Konu en son, 27 Mayıs 2021’de Kadına Yönelik Şiddetin Tüm Yönleriyle Araştırılarak Alınması Gereken Tedbirlerin Belirlenmesi Amacıyla Kurulan Meclis Araştırması Komisyonu’nda ve Meclis Adalet Komisyonu’nda gündeme getirildi. Kadınlar olarak “erken yaşta evliliğe af” önerisinin yeniden gündeme getirilmesini öfkeyle karşıladık ancak şaşırmadık. Zira iktidar yıllardır bu işin peşinde ve her fırsatta bu düzenlemeye kapı aralamaya çalışıyor.

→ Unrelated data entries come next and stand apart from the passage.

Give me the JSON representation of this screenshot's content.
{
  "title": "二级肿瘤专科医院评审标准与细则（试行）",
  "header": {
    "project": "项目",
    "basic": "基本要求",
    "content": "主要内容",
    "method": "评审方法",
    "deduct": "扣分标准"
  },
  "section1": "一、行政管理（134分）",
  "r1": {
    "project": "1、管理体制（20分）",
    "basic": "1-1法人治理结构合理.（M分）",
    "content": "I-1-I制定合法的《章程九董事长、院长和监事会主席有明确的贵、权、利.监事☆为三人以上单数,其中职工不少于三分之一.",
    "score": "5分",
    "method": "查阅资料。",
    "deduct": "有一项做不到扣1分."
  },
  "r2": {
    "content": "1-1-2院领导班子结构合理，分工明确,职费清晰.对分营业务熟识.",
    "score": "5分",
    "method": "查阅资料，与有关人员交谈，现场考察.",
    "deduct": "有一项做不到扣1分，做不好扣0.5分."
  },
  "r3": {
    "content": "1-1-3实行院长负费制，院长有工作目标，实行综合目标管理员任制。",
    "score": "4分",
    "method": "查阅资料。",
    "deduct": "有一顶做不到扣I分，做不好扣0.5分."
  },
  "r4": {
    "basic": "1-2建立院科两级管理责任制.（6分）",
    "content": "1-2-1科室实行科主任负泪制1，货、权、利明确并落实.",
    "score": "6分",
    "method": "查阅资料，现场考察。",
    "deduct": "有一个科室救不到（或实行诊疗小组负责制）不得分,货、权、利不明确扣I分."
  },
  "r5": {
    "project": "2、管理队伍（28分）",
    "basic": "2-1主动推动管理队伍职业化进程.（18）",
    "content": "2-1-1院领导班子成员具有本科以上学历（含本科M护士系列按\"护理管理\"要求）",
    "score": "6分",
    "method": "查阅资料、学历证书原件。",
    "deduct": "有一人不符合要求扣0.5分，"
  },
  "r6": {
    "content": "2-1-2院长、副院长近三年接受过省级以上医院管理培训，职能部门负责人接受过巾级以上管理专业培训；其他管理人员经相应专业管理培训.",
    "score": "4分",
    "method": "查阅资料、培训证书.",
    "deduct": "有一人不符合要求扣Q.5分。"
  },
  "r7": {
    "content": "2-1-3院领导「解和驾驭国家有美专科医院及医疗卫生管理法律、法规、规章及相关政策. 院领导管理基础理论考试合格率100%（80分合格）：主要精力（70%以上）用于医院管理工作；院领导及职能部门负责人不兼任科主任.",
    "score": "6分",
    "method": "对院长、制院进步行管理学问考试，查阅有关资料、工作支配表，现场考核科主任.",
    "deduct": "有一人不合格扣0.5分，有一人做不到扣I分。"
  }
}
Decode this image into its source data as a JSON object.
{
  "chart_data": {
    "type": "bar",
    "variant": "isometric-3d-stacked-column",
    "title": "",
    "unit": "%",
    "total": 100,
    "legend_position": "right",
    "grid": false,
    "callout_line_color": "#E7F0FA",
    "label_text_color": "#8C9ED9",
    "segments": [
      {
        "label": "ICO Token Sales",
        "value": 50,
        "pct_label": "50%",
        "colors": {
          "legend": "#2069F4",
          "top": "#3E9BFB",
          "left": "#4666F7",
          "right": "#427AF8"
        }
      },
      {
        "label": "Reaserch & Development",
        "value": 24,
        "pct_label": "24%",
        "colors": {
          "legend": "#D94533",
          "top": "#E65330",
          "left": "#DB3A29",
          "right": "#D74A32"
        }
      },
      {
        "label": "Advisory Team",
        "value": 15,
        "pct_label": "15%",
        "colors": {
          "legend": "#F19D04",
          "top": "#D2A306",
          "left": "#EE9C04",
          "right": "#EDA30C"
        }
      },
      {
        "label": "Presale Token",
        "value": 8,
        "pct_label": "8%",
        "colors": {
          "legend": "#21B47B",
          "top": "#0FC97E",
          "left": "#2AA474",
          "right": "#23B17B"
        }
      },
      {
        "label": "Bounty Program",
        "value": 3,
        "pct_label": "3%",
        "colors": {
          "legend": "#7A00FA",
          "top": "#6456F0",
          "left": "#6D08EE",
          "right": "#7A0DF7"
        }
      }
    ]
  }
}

Kadınlar ise “Çocuk istismarının affı olmaz!” şiarı ile bu niyetin karşısında olduklarını her tehlike anında tekrarladılar. Bu yoldaki adımlar 2009 yılından itibaren atılıyor olsa da en somut girişimler 2016, 2018 ve 2020 yıllarında yaşandı. Hatırlarsanız çocuk istismarına evlilikle af, en son Nisan 2020’deki koronavirüs salgını nedeni ile çıkarılan infaz yasası tasarısına eklenmek istenmişti. Bu tasarılar her seferinde kadınların güçlü tepkileri sonucunda rafa kaldırılmak durumunda kalındı. İktidarın bu niyetinden hiç vazgeçmediğini ise tüm pratiklerinden biliyor ve anlıyoruz.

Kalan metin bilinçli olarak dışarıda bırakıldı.